Along with Evergreen Estuary, Gurevich started compiling the other pieces for her exhibit earlier this year. At the time, she learned her artwork would be featured in a solo show from July to September.

“I’ve had work in a couple of group shows here, but I’ve also come here and seen that one artist has the whole place. I was like, ‘I need this,’ and at some point, I asked, and they directed me to the website where you can sign up for updates,” Gurevich said.

“Back in 2019, I applied to have a solo show here, and then the pandemic happened. Then, I got contacted by Alexis Ford, who runs the program, just a few months ago. She said, ‘We’re just now restarting this … we have a spot for this summer. Are you interested?’”

While her Matthaei exhibit has just under a month left, Gurevich is already planning for the next one in Paducah, Kentucky. Twenty-two pieces of artwork will be featured at West Kentucky Community and Technical College’s Clemens Fine Arts Center starting in mid-September. 

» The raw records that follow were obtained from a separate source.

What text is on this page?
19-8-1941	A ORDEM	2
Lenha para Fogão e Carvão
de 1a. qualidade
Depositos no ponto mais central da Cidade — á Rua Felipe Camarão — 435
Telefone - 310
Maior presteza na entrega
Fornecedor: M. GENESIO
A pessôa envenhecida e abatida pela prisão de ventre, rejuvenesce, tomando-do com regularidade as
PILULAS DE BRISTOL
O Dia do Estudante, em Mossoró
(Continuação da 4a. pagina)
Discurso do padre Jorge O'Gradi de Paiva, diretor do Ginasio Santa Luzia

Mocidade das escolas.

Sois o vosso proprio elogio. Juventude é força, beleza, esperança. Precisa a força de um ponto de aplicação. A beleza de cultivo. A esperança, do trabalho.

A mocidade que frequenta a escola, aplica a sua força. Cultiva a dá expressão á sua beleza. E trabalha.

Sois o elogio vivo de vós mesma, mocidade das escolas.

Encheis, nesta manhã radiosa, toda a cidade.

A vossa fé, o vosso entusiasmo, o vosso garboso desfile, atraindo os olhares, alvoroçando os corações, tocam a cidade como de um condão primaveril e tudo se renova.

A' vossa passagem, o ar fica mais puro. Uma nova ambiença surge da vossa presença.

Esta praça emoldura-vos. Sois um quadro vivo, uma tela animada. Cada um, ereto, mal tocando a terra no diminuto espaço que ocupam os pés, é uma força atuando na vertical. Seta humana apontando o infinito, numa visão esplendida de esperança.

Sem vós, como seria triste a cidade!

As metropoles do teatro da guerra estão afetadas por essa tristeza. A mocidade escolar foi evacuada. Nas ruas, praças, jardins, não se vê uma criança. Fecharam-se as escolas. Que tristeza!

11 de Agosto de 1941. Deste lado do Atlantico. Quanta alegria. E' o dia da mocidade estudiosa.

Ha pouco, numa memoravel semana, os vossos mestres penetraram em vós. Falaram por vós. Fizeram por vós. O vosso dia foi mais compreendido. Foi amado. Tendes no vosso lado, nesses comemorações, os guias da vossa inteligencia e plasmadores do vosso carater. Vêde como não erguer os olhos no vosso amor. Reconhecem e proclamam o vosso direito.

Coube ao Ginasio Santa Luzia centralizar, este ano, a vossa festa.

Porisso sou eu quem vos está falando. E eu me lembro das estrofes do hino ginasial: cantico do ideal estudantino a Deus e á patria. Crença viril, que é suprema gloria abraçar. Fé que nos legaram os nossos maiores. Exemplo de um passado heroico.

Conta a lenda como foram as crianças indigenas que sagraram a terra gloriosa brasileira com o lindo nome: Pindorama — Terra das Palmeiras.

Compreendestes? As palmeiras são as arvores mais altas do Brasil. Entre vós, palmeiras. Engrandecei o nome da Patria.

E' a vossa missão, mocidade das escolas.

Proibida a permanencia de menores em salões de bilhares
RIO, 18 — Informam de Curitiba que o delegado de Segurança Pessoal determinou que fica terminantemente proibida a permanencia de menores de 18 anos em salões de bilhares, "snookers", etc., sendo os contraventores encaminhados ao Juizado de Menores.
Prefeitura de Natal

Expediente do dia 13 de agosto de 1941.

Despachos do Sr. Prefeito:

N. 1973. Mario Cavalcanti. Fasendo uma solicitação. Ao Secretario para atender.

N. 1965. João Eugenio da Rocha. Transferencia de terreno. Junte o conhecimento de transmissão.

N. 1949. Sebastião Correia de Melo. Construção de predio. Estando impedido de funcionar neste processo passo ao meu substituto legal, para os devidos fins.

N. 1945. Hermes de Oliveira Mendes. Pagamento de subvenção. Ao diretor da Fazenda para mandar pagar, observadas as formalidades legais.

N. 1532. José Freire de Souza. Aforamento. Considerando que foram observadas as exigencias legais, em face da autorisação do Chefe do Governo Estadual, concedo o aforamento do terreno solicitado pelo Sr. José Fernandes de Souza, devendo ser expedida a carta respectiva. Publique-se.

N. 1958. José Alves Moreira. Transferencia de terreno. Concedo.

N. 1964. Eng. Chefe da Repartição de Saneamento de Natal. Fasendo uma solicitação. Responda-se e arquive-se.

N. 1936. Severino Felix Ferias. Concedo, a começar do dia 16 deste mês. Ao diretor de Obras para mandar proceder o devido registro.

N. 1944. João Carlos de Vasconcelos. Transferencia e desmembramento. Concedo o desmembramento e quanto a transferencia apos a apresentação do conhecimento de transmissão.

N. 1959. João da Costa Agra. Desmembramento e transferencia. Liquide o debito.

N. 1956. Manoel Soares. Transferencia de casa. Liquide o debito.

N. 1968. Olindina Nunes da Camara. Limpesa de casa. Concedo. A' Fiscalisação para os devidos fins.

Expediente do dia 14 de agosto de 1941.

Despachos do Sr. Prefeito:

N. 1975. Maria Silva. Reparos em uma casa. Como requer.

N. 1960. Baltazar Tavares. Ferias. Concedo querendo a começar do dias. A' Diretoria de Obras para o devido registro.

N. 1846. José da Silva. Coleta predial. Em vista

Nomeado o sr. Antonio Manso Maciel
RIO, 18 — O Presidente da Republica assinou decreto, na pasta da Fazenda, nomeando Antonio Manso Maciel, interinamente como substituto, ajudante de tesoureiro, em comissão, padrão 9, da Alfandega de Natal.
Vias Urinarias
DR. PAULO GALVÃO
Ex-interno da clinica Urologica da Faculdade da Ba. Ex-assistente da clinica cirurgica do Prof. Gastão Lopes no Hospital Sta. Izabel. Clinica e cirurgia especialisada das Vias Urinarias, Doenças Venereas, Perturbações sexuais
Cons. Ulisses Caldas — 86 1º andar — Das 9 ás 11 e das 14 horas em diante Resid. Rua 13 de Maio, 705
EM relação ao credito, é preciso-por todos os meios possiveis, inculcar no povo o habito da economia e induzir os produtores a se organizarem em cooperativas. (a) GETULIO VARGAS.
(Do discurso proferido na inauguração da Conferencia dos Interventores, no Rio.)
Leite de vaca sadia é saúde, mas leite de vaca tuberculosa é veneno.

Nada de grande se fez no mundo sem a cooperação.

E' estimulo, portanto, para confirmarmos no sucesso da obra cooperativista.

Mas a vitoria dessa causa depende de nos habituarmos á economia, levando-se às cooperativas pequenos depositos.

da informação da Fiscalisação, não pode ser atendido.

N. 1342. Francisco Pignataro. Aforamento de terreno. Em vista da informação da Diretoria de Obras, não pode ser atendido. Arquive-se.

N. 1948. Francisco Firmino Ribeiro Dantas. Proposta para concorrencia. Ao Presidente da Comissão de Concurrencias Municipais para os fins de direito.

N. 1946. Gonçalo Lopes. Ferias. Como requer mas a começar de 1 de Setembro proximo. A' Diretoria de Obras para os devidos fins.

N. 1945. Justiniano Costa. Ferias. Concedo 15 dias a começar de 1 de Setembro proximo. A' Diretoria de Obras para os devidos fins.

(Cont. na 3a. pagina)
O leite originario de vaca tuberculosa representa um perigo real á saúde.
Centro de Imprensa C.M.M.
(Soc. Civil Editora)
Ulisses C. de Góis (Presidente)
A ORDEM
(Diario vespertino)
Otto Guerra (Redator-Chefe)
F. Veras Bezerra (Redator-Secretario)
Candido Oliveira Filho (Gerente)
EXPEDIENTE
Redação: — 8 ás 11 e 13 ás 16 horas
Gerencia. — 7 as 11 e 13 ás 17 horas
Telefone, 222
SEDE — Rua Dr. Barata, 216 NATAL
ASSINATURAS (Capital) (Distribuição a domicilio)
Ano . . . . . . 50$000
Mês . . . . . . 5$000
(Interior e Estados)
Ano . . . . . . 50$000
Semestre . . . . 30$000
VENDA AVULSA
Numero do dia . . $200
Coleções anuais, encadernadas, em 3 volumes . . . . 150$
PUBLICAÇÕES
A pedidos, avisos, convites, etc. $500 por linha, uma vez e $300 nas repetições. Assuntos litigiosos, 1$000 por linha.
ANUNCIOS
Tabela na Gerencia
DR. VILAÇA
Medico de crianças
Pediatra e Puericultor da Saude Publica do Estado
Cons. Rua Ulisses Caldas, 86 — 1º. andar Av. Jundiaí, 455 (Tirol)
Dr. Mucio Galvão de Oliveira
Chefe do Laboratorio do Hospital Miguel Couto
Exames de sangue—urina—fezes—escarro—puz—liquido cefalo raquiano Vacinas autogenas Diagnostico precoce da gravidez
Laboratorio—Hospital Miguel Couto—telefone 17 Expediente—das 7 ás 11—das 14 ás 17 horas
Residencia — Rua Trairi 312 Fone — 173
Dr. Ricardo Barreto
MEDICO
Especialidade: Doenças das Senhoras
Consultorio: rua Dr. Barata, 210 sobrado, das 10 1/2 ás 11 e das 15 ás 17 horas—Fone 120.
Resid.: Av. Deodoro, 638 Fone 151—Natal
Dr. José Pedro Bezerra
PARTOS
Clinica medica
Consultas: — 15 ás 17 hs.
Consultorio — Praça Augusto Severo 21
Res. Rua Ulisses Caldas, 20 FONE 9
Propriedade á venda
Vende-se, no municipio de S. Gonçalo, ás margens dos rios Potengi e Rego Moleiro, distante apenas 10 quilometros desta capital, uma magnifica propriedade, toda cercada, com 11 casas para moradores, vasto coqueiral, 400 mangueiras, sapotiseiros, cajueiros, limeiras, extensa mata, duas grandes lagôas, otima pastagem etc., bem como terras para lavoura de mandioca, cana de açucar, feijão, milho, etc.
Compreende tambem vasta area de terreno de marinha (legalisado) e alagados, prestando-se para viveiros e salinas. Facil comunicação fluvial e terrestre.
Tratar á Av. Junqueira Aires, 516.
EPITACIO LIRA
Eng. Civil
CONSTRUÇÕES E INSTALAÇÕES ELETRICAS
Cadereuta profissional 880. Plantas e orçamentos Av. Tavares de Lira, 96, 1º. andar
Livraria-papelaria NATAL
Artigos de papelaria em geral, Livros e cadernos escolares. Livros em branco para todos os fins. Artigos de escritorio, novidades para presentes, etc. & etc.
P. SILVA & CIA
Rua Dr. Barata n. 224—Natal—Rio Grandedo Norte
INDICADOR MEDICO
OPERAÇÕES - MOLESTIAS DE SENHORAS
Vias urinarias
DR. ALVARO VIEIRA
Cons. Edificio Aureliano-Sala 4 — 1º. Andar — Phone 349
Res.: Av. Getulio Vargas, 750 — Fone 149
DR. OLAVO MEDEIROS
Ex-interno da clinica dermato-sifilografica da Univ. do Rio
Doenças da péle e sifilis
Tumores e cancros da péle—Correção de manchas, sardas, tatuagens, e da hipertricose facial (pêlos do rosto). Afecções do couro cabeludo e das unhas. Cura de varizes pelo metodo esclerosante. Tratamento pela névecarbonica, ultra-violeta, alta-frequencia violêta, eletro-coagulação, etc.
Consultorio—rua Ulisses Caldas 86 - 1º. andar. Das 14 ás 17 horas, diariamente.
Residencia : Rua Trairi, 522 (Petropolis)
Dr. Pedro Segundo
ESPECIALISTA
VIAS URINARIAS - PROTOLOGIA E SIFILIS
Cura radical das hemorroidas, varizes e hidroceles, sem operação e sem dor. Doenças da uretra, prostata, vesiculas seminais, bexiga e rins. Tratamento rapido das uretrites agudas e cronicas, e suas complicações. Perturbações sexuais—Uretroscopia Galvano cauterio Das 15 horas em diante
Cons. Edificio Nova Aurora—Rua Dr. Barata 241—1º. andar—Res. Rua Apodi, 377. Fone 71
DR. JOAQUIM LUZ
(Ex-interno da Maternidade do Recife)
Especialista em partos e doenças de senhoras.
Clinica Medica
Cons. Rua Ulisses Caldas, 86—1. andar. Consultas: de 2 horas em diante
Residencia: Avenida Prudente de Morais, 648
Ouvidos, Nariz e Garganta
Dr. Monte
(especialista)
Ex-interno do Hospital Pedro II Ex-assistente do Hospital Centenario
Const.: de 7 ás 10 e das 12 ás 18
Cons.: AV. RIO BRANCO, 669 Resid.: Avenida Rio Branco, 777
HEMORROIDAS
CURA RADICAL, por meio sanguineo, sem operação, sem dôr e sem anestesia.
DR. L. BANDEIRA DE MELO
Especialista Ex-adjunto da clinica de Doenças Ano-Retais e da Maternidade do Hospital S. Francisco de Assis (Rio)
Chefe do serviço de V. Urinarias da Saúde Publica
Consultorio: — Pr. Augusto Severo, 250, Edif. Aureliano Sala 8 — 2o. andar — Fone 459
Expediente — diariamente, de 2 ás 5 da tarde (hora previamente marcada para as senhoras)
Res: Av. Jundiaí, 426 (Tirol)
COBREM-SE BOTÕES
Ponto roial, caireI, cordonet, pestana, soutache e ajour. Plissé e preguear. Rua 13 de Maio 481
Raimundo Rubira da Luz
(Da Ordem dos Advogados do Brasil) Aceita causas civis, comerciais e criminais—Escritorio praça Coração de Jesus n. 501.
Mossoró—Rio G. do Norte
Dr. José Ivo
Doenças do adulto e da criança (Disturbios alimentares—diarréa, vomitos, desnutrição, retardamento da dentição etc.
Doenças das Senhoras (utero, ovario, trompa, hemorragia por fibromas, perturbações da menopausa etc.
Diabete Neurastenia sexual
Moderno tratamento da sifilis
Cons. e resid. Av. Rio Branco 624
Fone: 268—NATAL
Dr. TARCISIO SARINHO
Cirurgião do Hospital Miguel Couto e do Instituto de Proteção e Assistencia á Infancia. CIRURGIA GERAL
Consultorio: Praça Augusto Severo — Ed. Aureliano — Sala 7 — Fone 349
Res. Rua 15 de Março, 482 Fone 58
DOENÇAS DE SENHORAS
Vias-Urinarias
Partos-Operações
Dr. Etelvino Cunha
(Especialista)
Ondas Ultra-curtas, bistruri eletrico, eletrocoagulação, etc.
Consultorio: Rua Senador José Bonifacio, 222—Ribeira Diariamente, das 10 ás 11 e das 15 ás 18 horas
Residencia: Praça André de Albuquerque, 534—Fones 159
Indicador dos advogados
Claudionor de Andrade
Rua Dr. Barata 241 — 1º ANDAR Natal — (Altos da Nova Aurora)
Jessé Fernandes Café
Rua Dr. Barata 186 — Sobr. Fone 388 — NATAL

“It’s just celebrating the diversity of life, the complexity in life, and the cycle of life because some things have to die so other things can grow. I can trace my progression of appreciating nature, and that’s what my work is about,” she said.

“If it resonates with someone else, then that’s amazing. It’s like a communication that you don’t have any other way.”


Lori Stratton is an Ann Arbor-based writer and editor of strattonsetlist.com.


Inspired by Nature: 20 Years of Art by Hava Gurevich” runs through Sept. 11 at the University of Michigan’s Matthaei Botanical Gardens. Located at 1800 N. Dixboro Road, the botanical gardens are open Monday through Saturday 10 am to 8 pm and Sunday 10 am to 4 pm.